I did start Googling around the nexus of the error, framework, and versions, hoping I would stumble across something. At the same time, I kept trying to figure out what was taking up the space. I cleared out a bit of space, got MySQL to restart and come up, and crossed my fingers. It stayed up, and I didn't see anything in my searches, so I updated my co-workers, and made sure to keep and eye on the htop window for that server throughout the day.
As you might have expected, the errors came back. I thought that the restart, rather than the clearing of space, had been the fix the first time. I mean, it was only at 75% usage in the first place - why would clearing out some old log files had helped?
However, this restart resulted in MySQL not coming up. I was frustrated, tired, still not feeling well, and was about ready to kick the whole box, and see if the whole server just needed a reboot. I decided to wait, and spend another 10 minutes searching first - I try to always do this before taking out the sledgehammer approach, just in case a better idea comes up.
While in Google, it finally hit me to read the du manpage. Doing so led me to du -i, which for laypeople is the measurement of the amount of file descriptors in use, or 'inodes' - on POSIX systems, you have to worry about the number of files, not just the size of them. Running du -i on the server in question returned that 99% of the inodes ere in use. A quick bit of Googling to confirm that MySQL would report that it was out of disk space when the system was out of inodes. This is also why deleting the old log files to free up space let MySQL come back up - it freed up enough inodes for it. When I didn't delete more files before restarting it the second time, there were no free inodes to be allocated, and MySQL stayed down.
So now we know the reason, but not the RFO - how is a system that only has 75% of disk in use run out of inodes? Without fixing this, or figuring out where all the inodes were being eaten by, the system wouldn't remain stable. Armed with this new info, I started a find on the system, for any directory with over 100k files in it. I figured that the files would have to be small, since I still had disk space, and would likely be the result of something automated, which is why it kept growing. I had checked the inode use on one of my personal servers, which had a similar uptime - it was at 63%, meaning this was an anomalous event. While the find ran, I resumed my searching.

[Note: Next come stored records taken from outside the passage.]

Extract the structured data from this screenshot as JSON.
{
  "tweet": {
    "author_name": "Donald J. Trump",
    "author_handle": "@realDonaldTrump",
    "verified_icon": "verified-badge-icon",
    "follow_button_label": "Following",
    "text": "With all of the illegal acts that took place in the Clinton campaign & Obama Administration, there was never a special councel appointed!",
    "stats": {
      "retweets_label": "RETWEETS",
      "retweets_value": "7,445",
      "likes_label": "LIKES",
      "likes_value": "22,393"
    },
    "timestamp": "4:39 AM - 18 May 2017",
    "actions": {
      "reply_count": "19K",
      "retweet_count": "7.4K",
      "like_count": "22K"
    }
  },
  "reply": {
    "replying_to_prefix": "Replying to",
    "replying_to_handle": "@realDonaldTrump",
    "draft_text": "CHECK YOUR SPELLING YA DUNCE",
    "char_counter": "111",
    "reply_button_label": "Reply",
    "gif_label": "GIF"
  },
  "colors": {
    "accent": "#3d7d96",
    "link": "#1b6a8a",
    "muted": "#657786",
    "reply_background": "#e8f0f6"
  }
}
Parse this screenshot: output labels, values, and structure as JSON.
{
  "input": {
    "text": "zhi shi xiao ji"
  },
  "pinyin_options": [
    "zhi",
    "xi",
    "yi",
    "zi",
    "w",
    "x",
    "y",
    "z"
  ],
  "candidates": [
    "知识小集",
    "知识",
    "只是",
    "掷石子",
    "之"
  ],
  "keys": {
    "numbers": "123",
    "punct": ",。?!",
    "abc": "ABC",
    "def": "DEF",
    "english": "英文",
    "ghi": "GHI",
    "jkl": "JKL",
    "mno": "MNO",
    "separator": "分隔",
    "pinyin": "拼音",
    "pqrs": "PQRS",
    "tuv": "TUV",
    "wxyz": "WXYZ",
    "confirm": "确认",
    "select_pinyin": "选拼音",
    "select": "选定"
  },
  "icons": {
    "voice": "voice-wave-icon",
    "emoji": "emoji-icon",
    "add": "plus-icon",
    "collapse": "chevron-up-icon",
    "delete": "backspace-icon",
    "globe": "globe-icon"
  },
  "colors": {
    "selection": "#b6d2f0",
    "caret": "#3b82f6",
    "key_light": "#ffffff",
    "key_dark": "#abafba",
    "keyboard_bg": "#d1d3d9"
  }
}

I ran across someone who had run into a similar issue - MySQL reporting that it was out of space, there was enough space, it was an inode issue, etc. However, he was also running Magento. I opened a new ssh session to the server, and dove into the directory he found the problem files in. Bingo.
I would later find out, when the find finally finished, that there were over 10 million files in that directory. Apache had been configured to use file-based sessions. In the config file, there is a comment that if you choose file-based sessions, you should setup a cron task to clean them up regularly. This server didn't have that, as we rarely use file-based sessions. We would later find out, after auditing our hosts, that it was one of 2 servers configured that way, out of the 35ish we had active at that time.
The files were cleaned up (which was a challenge in and of itself - anything that wasn't a sledgehammer wouldn't run fast enough, because it indexed before it deleted), the setting was changed to use database-based sessions, and the servers were brought up to the standard configuration.
To those of you that run company-wide networks, or more advanced setups than a bunch of LAMP stacks, with a few multi-tenent setups thrown in, this may seem like small potatoes. I admit, I made it worse by not going slower, and checking to see what else the tools I was using could tell me about the situation. But, for the types of servers we run, this is about as left-field as it can get.
I have since added inodes to monitoring tools, and added it to my "sick server" checklist, that I run through whenever I either get a new host, or one that is exhibiting random/unknown issues.
These are the types of outages that are best taught by experience, either first-hand, or through the swapping of war stories. If you have a good one, share it. It might just save a server some day.